PHOTO: MIT MEDIA LAB | JIMMY DAY
Tiny Tech Life Saving Impact
Tiny tech, lifesaving impact
Deblina Sarkar designs nanoscale medical tools that could reshape diagnosis and treatment of disease
by David Silverberg
A smartwatch analyzing cells and detecting diseases. Tiny antennae inside cells to help scientists understand their inner workings. A non-invasive brain implant delivered through the bloodstream.
These aren’t sci-fi fantasies but technologies developed by Deblina Sarkar MS ’10, Ph.D. ’15, an assistant professor at MIT and the AT&T Career Development Chair at the MIT Media Lab. Sarkar specializes in nanoelectronics, designing electronic devices and circuits built from materials just a few nanometers in size — around one billionth of a meter. Her lab’s most recent invention, dubbed CircTrek, is a medical monitoring device powerful enough to detect single cells within blood vessels yet compact enough to wear like a wristwatch. The device can analyze cell function, making an area of healthcare that can be onerous and time-consuming more efficient.
CircTrek works by “seeing” into the bloodstream after a patient receives a harmless fluorescent dye, using light to capture data for multiple applications. For example, during blood cancer treatments like CAR T-cell therapy, it could quickly show doctors whether the therapy is working.
Still in its early stages and tested only in vitro, the device is about three years from reaching patients and hospitals, Sarkar estimates. “Beyond immunotherapy, this device could detect diseases, all of which have cellular biomarkers released into the bloodstream,” Sarkar adds.
Mini antennae and a new kind of brain implant
Sarkar’s deep dive into nanoelectronics has also seen her concoct other technologies with wide-ranging medical implications. In 2022, she developed Cell Rover, a flat antenna that could monitor processes inside cells. Until recently, it’s been an uphill battle for scientists to see within cells, since traditional optical methods, like microscopes, can be blocked by a cell’s natural opacity.
Miniaturized antennae can be used to analyze cell structures, but they generate heat that may end up frying the living cell.
Enter these tiny antennae that use magnetic fields to transmit a signal from inside of a cell without harming it.
“This technology could identify proteins in the brain that may be early signs of Alzheimer’s disease, for example,” Sarkar says.
What gets Sarkar most excited, though, is the technology that won her the 2022 National Institutes of Health (NIH) Director’s New Innovator Award: the first autonomous, nonsurgical brain implant, designed to make such interventions accessible worldwide.
Current procedures require drilling into the skull and inserting a probe — a complex surgery costing hundreds of thousands of dollars — so fewer than 1% of patients benefit from treatments that can stimulate the brain to address neural diseases. Sarkar and her team asked, “What if there were another way to deliver these stimulations for conditions from Parkinson’s to brain injuries to blindness?” Their answer: tiny devices injected into the body that can cross the blood-brain barrier, a protective shield around the brain.
“We then wirelessly power these devices with electromagnetic fields so that it can create very localized and precise electrical stimulation, and it can treat diseases which even existing drugs cannot treat,” she explains.

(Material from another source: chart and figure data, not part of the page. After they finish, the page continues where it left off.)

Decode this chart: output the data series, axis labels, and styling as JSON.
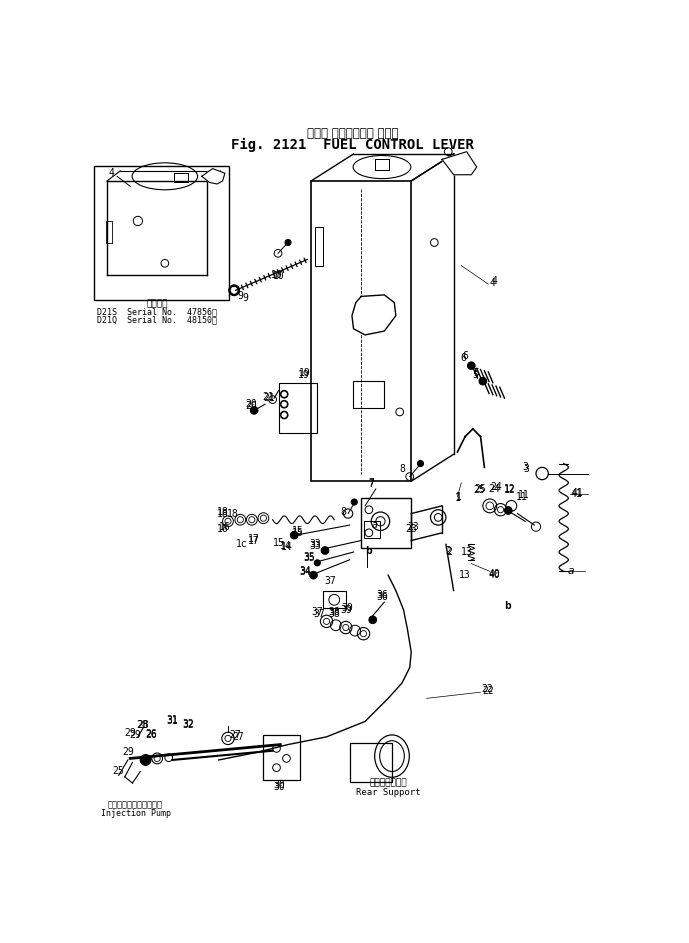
{
  "title_jp": "フェル コントロール レバー",
  "title_en": "Fig. 2121  FUEL CONTROL LEVER",
  "bg_color": "#ffffff",
  "line_color": "#000000",
  "inset_text_line1": "適用号機",
  "inset_text_line2": "D21S  Serial No.  47856〜",
  "inset_text_line3": "D21Q  Serial No.  48150〜",
  "bottom_left_jp": "インジェクションポンプ",
  "bottom_left_en": "Injection Pump",
  "bottom_right_jp": "リヤーサポート",
  "bottom_right_en": "Rear Support"
}
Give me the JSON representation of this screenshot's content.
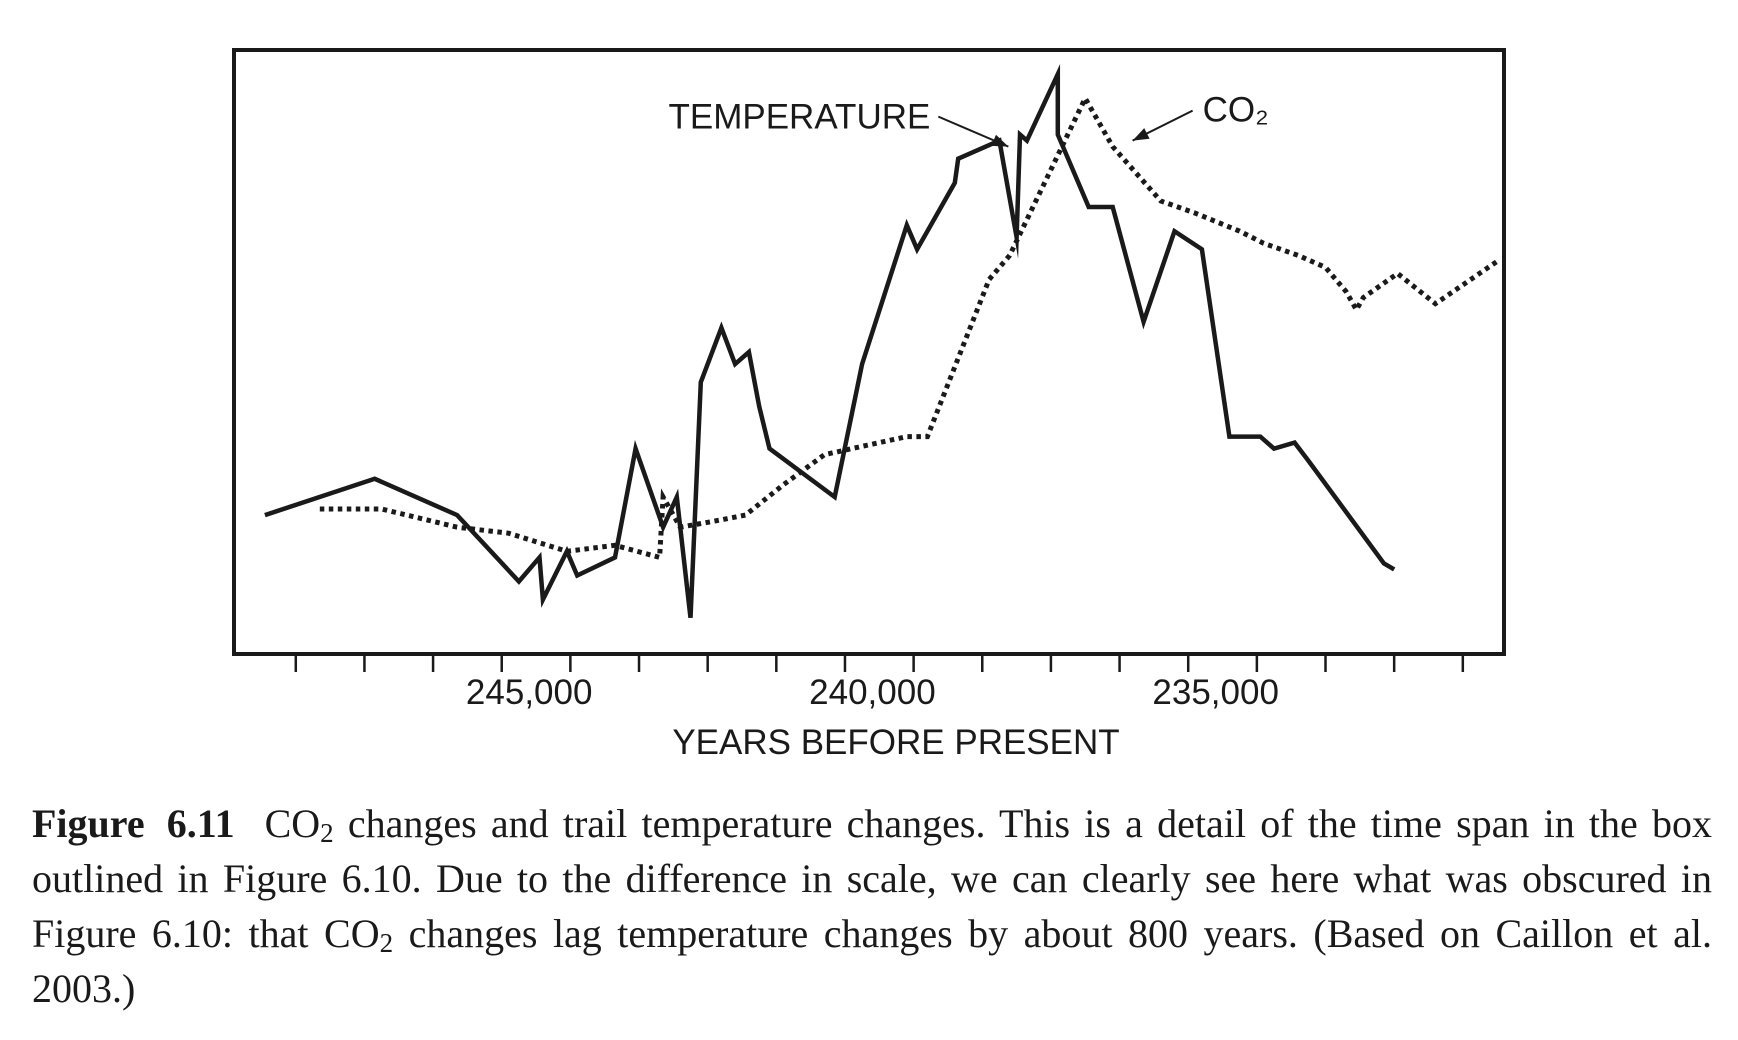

Demonstrating how effective this nanotechnology could work in animals was the first step, Sarkar adds, and she recently launched the startup Cahira Technologies to scale the injections and bring it to human trials.
"I’m excited by technology that can have a big impact on people’s lives"

Bringing ‘a fearlessness to intractable problems’
Born in Kolkata, India, Sarkar says she wasn’t interested in biology in high school. “I took statistics because I was more into math, physics, those subjects,” she notes.
At UCSB, while studying for her master’s and Ph.D., she found her passion in nanoelectronic devices. “I’m excited by technology that can have a big impact on people’s lives,” she says, noting that her research on quantum mechanical transistors drew her deeper into the intersections of engineering, physics and nanotechnology could blend into each other.
She credits UCSB’s collaborative environment — and the freedom given by her professor Kaustav Banerjee — for encouraging her to pursue her ideas. “That’s when I realized how much studying the brain fascinates me,” she recalls.
Colleagues praise her work ethic and passion. Ed Boyden, an MIT neurotechnology, says he admires her “amazing abilities and achievements in physics, and her desire to apply them to the daunting problems of the brain.”
He adds, “She brings a fearlessness to intractable problems, as well as her great physics and engineering abilities.”